HIGHER HEALTH SPENDING SAVES LIVES
November 8, 2007
Comparing outcomes of patients who are exposed to different health care systems that were not designed for them (i.e. patients who are far from home) shows that medical emergencies occurring in areas that have high health care spending, patients are more likely to survive, according to a new National Bureau of Economic Research Working Paper.
This result comes from analyzing groups of counties with similar lodging prices that are also popular tourist destinations -- areas that are likely to be close substitutes in terms of vacations, and that provide credible variation in health care systems.
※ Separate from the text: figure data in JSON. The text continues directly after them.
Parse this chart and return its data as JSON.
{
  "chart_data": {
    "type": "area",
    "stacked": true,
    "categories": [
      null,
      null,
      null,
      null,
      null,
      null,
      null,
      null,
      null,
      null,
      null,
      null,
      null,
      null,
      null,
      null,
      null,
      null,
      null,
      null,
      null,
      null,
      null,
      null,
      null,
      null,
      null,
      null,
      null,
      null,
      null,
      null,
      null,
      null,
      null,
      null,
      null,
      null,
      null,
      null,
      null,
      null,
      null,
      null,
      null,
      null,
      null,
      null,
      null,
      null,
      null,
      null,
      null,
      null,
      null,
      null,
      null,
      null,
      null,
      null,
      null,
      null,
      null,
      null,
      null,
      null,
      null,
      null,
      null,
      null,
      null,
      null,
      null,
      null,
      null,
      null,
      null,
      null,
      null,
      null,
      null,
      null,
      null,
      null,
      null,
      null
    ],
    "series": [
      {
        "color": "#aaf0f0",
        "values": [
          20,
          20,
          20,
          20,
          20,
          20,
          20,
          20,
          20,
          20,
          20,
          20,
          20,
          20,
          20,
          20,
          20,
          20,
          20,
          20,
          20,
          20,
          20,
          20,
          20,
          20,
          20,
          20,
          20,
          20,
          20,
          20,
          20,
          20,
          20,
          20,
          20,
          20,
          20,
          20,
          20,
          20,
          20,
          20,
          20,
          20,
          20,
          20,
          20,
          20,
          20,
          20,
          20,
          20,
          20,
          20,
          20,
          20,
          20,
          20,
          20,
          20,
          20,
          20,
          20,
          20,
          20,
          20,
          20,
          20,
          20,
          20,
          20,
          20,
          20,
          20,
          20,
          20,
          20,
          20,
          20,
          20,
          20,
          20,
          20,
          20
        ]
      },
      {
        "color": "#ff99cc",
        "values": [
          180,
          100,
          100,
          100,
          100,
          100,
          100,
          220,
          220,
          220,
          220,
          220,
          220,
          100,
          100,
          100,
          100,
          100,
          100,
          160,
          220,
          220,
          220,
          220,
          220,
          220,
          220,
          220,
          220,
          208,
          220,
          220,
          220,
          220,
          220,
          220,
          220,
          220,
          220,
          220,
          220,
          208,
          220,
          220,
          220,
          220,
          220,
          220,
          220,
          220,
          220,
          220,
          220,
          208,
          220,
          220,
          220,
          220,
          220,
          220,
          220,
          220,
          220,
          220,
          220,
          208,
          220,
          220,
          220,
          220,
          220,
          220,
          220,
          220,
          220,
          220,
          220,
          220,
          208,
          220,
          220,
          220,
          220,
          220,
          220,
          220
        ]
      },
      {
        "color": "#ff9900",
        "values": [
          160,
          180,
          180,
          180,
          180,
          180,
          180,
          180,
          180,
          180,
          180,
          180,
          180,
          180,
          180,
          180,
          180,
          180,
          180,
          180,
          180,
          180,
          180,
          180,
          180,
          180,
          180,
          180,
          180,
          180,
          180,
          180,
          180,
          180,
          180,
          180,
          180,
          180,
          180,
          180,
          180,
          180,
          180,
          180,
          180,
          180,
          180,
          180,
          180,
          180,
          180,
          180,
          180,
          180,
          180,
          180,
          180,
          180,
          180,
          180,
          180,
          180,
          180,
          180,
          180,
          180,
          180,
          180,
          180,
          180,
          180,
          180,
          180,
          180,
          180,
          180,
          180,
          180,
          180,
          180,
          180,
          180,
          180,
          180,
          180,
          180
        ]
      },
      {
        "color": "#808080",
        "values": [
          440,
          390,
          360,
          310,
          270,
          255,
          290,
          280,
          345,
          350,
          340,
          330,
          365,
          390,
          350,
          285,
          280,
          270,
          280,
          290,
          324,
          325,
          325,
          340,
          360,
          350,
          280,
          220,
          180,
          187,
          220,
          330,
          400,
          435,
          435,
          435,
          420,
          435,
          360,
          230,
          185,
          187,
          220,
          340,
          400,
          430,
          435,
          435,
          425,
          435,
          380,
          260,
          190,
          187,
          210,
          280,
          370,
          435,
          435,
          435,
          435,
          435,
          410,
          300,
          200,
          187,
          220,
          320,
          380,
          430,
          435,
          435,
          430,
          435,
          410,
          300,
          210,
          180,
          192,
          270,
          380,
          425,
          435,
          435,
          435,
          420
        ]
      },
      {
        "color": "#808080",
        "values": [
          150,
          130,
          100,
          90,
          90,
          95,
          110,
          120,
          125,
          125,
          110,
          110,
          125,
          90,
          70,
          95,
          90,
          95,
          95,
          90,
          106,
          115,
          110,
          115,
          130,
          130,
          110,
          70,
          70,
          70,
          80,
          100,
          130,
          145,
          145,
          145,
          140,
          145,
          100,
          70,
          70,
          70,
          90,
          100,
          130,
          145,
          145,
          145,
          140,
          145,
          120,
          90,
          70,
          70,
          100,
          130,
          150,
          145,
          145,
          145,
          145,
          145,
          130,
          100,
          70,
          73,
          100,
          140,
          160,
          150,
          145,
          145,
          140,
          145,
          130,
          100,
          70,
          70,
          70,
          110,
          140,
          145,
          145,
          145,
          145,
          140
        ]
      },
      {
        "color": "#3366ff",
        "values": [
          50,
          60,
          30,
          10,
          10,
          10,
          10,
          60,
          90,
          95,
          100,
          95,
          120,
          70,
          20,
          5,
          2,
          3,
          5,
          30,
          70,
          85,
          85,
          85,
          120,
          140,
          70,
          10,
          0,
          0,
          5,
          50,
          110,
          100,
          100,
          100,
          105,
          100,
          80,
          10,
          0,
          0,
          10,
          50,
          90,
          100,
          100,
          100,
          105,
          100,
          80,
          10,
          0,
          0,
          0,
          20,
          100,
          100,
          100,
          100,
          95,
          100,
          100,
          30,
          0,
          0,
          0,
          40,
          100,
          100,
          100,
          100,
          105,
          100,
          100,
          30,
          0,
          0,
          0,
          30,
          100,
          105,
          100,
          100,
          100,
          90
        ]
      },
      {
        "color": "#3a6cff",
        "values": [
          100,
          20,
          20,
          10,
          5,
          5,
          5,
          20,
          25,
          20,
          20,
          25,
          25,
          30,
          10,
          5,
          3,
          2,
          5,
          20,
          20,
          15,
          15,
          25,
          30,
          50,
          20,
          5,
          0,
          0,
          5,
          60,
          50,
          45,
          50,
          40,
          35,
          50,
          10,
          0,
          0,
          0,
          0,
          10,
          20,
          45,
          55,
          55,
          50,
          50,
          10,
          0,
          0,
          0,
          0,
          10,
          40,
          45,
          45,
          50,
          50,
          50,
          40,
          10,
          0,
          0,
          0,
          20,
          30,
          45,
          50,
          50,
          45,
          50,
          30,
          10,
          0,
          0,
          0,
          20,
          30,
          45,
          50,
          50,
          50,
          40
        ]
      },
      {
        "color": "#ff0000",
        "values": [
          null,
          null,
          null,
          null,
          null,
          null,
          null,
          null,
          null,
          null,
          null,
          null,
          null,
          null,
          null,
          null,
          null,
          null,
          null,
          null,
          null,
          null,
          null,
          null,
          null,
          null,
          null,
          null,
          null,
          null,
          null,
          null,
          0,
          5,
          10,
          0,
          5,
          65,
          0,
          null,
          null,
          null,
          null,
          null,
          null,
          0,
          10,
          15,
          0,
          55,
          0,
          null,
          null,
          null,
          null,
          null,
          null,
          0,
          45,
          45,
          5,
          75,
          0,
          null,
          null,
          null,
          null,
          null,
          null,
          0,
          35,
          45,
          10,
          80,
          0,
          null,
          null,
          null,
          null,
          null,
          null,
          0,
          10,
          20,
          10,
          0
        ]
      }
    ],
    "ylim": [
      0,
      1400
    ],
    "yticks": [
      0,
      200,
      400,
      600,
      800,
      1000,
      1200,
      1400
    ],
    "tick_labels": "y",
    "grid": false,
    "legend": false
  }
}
According to study author Joseph Doyle:
- If the medical emergency occurred in a high-spending area, the patient was significantly more likely to survive.
- A typical comparison of a high-spending area and a low-spending one means a 50 percent difference in health care spending intensity.
- This disparity is associated with a 1.6 percentage-point lower mortality rate among heart emergency patients.
- Based on that estimate, the additional cost of a statistical life-year-saved is on the order of $50,000 -- similar to the estimate from health improvements over time, and well below the typical value of a life-year-saved of $100,000.
Doyle also points out that visitors choose their destinations, and if relatively healthy individuals were to choose high-spending areas, his main results would reflect these differences. However, his estimates are robust across different types of patients, including those with various income levels, and within groups of destinations that can be characterized as close substitutes. The returns to spending are lower in places where the visitors were more likely to select the destination with the health care system in mind -- this suggests, says Doyle, that his main results may understate the benefits of health care spending.
Source: Les Picker, "Higher Health Spending Saves Lives," NBER Digest, November 2007; based upon: Joseph Doyle, "Returns to Local-Area Health Care Spending: Using Health Shocks to Patients Far From Home," National Bureau of Economic Research Working Paper No. 13301, August 2007.